Some games limit certain affixes to certain types of items, such as

  • “of Fleeted-footedness” only appears on boots
  • there are no poison resistance rings
  • helmets tend to boost INT.

The base items in Equipment Explained specialize with only a few stats, but affixes can affect any stat, and any item can have any affix. So a sword is sure to boost Slashing Damage, but sometimes cloth gloves will boost Slashing Damage even more!

Balanced Requirements

Most RPGs will give more powerful items higher requirements, and thematically appropriate ones. So a magic staff may require a lot of INT or MP to equip, while a small hammer would instead require a bit of Strength. In Equipment Explained, higher quality items are more likely to have requirements, but those requirements are chosen randomly and aren’t associated with the bonuses the item provides.

Playtesting/Balance

Equipment Explained doesn’t have combat, experience, loot drops, or an economy.  I don’t have to worry about items being fair. Is it reasonable to scale Health from a base value of 100 to 2700, or to 125? I don’t care. I do care that it’s very obvious how much those boots will increase your Health, how much you need to increase your Magic Resistance to equip those boots, and which items will help you reach that goal.

Implementation

I created an LibreOffice spreadsheet with a sheet for each type of data. The first row in each sheet is human-readable labels for each column, which the game engine has no use for, so I don’t use LibreOffice’s built-in CSV exporter, which will export every cell in a sheet.  Instead I drag-select the sheet (except for the header row) copy and paste into a text document.

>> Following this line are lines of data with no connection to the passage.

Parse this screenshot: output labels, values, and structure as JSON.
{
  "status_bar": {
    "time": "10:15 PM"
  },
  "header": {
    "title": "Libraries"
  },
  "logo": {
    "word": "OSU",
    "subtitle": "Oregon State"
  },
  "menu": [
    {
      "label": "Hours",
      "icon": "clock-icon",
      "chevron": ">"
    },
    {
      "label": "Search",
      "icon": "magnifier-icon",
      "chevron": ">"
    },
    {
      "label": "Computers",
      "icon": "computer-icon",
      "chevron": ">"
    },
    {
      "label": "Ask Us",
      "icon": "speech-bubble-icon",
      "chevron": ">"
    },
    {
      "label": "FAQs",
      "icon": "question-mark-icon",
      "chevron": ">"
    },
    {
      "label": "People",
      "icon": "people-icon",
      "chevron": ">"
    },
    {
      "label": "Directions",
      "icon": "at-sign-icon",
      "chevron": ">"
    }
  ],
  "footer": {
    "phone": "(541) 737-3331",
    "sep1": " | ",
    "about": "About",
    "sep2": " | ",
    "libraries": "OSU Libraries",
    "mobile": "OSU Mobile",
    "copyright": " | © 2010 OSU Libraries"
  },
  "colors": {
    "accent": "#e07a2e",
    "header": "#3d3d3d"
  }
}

So the 10 sheets of one LibreOffice spreadsheet become 10 .txt files, which I place in the resource directory of my Godot project.  I write a custom function to read each file, and save all the information about items, affixes, requirements, probabilities, etc. into data structures.    affix.txt contains information for both prefixes and suffixes, since they are so similar. The function that reads affixes.txt can also read affixes_rare.txt, which uses a similar format. Weapons are armor are defined by a two-dimensional array of type and tier, and CSV files are good for one-dimensional lists, so armor and weapons need two CSV files each to completely define the space.

When I create an item, I pick from the list of items & the list of qualities. The quality specifies the probability of requirements, prefix, and suffix, so based on those odds I may pick from those lists as well. Pretty basic stuff once all the data is loaded from the files.

Manually copying data from spreadsheet to text file is error-prone busywork, so if I continue developing this, I’ll need to automate that step.